Debajo de Cafecito House 2 (Av. Los Leones 2523) se encuentra Color Aire, un espacio que fue pensado como “para creativos” que tengan proyectos, ya sea de fotografía, arte, moda, diseño. La idea, según sus creadoras Sol, Ayllen y Berry, es que esto pueda ser híbrido. Mostrar y presentar marcas independientes de moda y diseño, presentar libros o revistas como se hizo con Archivo 20s en su apertura ya hace un mes, y tener un espacio que no todos los creativos que quieren realizar sus proyectos tienen a su disposición.
Siempre hay palabras alrededor de estos proyectos que llaman la atención, creo que democratizar es de las más importantes.
¿Por qué se dice democratizar algo?
Cuando se habla de la democratización, al menos en los espacios en los que yo me muevo, muchas veces se refiere a abrir ciertos espacios al público general, que puedan acceder a lugares e información que no es tan fácil acceder si no se tiene un conocimiento previo o las conexiones correctas. Y la verdad es que es tan difícil democratizar algo tan amplio, con tantas piezas moviéndose constantemente y con una industria que cada vez más se ve plagada por tecnologías que nunca pidió (Te estoy mirando a ti inteligencia artificial).
Creo que todas las personas que queremos ser creativas siempre tenemos demasiadas ideas dando vueltas en la cabeza. Una canción te puede llevar a otro lugar de tu cerebro que no sabías que estaba ahí, una película te puede abrir un mundo de posibilidades, pero cuando todavía existen directores que graban una película en un formato único y que solo se puede ver en contados cines del mundo la democratización que buscamos inevitablemente se vuelve a perder.
Reflexionando sobre esto (y en realidad es algo que sé hace mucho tiempo) me he dado cuenta que siempre fuí alguien que quiso escribir y que tenía demasiadas ideas dando vuelta.
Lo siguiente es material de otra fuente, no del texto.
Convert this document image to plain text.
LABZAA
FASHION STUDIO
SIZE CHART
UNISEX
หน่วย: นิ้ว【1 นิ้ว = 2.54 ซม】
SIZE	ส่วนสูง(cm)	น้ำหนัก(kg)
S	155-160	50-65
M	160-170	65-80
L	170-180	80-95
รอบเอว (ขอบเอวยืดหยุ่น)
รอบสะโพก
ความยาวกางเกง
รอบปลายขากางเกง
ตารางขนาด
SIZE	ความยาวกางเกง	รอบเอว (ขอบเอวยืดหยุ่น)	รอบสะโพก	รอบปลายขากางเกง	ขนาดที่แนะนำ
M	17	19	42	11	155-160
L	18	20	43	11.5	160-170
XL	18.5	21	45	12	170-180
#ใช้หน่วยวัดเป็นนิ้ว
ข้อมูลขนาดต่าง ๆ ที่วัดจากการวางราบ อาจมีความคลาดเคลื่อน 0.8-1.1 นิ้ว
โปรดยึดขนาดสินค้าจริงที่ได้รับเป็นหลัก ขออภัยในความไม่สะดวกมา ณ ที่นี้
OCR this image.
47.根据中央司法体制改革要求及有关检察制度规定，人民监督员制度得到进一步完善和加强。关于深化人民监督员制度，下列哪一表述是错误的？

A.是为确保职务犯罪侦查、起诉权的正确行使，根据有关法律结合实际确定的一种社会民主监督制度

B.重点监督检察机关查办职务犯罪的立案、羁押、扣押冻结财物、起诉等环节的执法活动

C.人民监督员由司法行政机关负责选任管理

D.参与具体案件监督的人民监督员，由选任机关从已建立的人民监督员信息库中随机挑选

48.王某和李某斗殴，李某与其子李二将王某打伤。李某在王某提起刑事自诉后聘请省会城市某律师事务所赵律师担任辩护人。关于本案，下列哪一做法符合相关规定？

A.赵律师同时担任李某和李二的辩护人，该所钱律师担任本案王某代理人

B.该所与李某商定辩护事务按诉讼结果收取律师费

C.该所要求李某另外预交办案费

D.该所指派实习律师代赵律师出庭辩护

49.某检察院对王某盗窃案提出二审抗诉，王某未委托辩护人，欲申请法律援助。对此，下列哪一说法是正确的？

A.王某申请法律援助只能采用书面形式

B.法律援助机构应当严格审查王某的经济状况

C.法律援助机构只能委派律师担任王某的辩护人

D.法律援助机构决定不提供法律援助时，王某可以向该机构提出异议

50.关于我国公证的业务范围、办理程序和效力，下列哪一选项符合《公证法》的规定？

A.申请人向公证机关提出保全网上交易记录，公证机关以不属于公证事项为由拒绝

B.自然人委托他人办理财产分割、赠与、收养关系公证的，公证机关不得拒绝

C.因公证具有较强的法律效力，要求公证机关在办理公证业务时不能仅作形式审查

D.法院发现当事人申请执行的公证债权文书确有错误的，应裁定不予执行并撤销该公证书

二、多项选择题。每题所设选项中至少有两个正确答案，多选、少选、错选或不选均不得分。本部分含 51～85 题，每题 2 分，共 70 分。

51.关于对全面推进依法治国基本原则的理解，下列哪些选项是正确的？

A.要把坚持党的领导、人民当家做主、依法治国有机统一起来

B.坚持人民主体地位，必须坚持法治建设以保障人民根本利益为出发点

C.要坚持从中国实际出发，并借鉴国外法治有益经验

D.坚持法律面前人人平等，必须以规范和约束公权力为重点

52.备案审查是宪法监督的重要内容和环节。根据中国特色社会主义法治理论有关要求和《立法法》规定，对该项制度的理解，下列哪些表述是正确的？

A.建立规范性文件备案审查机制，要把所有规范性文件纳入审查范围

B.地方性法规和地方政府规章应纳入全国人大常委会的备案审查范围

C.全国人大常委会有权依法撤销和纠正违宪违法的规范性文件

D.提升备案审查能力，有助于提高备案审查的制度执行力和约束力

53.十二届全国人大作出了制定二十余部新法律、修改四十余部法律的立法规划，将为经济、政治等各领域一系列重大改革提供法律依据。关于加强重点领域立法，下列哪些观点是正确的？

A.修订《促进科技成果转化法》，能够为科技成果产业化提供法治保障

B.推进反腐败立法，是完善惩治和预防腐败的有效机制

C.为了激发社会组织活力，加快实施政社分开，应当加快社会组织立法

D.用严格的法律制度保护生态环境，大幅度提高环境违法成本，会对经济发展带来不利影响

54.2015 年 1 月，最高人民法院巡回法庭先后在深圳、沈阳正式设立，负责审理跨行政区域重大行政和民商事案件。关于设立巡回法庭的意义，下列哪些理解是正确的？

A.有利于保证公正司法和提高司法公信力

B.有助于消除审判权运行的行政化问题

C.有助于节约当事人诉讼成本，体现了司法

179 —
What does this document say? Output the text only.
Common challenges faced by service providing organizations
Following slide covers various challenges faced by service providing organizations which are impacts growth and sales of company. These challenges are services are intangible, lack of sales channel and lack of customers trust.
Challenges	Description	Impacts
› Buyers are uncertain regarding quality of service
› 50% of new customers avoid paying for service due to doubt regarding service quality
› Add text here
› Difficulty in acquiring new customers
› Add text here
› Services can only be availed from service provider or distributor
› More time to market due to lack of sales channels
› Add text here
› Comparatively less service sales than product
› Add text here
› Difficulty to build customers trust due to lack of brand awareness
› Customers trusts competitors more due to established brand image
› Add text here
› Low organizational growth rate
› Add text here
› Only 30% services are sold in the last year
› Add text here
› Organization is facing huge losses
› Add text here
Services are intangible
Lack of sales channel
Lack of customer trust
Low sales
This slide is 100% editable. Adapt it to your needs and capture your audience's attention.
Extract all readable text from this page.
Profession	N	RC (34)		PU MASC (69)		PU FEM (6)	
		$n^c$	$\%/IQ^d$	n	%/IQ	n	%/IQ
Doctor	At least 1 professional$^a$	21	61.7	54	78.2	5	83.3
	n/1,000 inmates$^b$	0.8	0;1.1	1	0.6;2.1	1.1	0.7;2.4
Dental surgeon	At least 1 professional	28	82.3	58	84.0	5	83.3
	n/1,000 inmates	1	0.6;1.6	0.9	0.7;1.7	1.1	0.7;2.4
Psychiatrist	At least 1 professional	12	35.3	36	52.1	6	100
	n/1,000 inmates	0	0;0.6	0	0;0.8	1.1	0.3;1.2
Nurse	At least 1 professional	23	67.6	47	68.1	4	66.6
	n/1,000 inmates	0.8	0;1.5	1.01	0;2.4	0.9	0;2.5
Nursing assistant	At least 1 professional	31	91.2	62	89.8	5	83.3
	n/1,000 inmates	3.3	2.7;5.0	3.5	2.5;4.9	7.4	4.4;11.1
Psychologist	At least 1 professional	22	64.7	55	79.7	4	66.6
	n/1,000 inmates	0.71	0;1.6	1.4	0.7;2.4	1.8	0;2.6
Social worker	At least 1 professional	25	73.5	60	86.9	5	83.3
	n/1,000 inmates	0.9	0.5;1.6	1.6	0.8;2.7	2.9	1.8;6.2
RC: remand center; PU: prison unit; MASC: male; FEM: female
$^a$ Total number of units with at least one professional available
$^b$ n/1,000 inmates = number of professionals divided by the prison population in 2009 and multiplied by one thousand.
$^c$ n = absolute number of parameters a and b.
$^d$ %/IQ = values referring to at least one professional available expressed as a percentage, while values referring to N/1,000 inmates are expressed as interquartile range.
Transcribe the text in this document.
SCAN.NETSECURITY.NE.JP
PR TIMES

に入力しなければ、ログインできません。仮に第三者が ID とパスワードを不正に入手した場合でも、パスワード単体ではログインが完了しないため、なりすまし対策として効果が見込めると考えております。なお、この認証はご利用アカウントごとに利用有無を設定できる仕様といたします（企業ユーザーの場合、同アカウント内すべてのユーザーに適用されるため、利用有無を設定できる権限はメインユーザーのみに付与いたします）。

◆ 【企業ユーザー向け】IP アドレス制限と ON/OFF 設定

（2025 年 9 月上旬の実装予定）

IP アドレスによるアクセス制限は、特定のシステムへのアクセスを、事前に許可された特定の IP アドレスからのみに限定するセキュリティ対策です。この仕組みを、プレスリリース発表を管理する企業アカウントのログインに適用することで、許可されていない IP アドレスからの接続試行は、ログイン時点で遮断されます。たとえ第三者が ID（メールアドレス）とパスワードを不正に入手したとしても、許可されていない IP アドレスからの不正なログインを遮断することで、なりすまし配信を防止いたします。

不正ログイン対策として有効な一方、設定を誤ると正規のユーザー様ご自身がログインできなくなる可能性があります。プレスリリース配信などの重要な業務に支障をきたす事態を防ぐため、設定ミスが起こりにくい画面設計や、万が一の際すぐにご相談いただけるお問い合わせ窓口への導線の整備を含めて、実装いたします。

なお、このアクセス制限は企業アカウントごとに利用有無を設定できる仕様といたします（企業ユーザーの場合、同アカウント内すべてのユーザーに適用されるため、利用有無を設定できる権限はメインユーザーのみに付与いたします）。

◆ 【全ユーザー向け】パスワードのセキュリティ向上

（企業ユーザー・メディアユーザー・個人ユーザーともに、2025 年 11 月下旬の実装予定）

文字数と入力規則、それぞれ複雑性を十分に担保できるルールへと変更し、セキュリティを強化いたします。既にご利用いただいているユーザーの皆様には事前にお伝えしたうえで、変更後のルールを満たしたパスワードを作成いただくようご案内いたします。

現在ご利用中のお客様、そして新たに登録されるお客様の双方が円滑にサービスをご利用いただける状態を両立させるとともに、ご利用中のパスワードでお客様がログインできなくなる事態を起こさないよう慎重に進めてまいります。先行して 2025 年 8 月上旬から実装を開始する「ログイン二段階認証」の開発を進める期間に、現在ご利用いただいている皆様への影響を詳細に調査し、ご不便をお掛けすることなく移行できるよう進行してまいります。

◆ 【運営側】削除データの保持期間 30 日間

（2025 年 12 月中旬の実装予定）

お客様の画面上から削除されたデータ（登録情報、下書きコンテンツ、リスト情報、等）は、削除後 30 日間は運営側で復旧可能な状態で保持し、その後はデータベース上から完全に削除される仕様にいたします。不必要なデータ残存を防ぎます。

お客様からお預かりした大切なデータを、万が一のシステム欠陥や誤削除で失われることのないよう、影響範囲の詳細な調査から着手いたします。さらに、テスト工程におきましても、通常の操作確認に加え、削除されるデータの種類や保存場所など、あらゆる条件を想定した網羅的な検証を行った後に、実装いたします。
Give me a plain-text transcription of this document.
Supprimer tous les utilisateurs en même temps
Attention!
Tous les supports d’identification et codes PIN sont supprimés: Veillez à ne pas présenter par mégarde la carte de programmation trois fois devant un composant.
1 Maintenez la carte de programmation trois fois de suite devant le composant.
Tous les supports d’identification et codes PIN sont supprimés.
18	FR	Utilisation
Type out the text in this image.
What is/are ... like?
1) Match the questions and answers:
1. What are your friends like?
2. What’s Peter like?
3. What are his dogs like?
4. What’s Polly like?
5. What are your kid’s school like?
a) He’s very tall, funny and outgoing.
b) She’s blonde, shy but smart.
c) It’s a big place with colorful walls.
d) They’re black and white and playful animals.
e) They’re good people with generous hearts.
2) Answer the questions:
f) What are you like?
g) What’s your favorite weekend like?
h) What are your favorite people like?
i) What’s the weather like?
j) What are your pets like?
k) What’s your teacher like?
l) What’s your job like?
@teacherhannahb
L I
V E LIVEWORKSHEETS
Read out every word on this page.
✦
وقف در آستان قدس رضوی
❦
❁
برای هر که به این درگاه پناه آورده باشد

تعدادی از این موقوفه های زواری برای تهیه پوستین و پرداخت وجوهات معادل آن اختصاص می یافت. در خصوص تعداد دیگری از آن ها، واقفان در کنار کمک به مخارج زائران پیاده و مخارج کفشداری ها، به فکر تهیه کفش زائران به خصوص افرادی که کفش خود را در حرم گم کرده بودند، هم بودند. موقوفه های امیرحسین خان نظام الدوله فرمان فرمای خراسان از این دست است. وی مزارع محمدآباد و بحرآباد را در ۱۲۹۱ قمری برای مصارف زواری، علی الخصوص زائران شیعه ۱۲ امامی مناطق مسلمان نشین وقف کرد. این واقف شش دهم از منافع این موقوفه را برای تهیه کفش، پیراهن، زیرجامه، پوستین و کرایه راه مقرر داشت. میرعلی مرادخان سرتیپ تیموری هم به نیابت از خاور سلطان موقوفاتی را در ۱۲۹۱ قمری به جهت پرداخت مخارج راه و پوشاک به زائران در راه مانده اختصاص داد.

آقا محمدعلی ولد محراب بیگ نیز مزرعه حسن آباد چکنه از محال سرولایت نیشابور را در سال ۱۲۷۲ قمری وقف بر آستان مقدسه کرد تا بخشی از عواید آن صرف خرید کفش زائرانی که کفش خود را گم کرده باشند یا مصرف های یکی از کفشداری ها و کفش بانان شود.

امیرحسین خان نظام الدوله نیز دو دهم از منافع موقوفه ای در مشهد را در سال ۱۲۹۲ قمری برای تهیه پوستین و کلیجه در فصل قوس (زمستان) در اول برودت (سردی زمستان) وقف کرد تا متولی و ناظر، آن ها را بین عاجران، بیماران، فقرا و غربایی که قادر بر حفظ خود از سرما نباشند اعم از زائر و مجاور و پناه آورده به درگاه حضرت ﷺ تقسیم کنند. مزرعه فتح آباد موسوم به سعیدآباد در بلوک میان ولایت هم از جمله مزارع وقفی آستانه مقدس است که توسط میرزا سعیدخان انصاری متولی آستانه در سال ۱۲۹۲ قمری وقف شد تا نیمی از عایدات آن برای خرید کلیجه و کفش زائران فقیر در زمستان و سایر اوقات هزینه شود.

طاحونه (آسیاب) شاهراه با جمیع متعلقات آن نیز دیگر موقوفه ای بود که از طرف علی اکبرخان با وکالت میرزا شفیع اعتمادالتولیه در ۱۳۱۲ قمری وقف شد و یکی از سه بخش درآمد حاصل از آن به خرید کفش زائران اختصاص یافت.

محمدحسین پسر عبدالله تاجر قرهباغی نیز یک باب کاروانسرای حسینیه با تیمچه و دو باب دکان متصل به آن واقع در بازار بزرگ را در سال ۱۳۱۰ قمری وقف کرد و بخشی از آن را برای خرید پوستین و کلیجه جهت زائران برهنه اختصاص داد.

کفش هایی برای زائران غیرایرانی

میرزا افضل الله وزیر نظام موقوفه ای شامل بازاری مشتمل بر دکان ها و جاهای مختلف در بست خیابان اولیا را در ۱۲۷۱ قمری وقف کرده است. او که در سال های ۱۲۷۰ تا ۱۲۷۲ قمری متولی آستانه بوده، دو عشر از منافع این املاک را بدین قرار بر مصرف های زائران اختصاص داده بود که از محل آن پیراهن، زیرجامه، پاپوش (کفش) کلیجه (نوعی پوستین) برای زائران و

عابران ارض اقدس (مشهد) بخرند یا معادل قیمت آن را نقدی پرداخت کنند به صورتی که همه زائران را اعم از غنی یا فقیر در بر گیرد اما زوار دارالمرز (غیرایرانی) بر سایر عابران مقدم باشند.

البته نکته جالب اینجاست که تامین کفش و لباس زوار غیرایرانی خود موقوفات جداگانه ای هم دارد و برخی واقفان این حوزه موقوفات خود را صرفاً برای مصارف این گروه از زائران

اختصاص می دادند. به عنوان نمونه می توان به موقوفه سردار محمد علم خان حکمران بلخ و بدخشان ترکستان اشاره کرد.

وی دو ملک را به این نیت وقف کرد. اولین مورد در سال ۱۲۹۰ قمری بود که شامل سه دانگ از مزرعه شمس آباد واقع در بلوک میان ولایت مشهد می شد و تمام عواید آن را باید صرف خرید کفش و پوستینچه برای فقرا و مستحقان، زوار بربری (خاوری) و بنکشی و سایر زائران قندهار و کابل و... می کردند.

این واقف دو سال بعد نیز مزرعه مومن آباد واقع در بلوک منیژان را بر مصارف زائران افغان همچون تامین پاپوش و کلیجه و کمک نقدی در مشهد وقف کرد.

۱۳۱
Cuando, creo que inevitablemente, la moda llegó a mi vida me abrió un mundo de posibilidades que no sabía que existían; y a medida que voy cumpliendo años me doy cuenta de lo difícil que es ser alguien creativo en un mundo (y en este momento en un país) que quiere todo lo contrario.
Quiero creer que Color Aire va a dar el espacio que tantas personas todavía necesitan para poder mostrar su arte, algo tangible, algo que sale de la necesidad de volver a tener algo propio, de sacarse ideas de la cabeza que han estado ahí por años; y quiero creer que va a dar el pie para que se den más espacios como estos en el resto de Chile.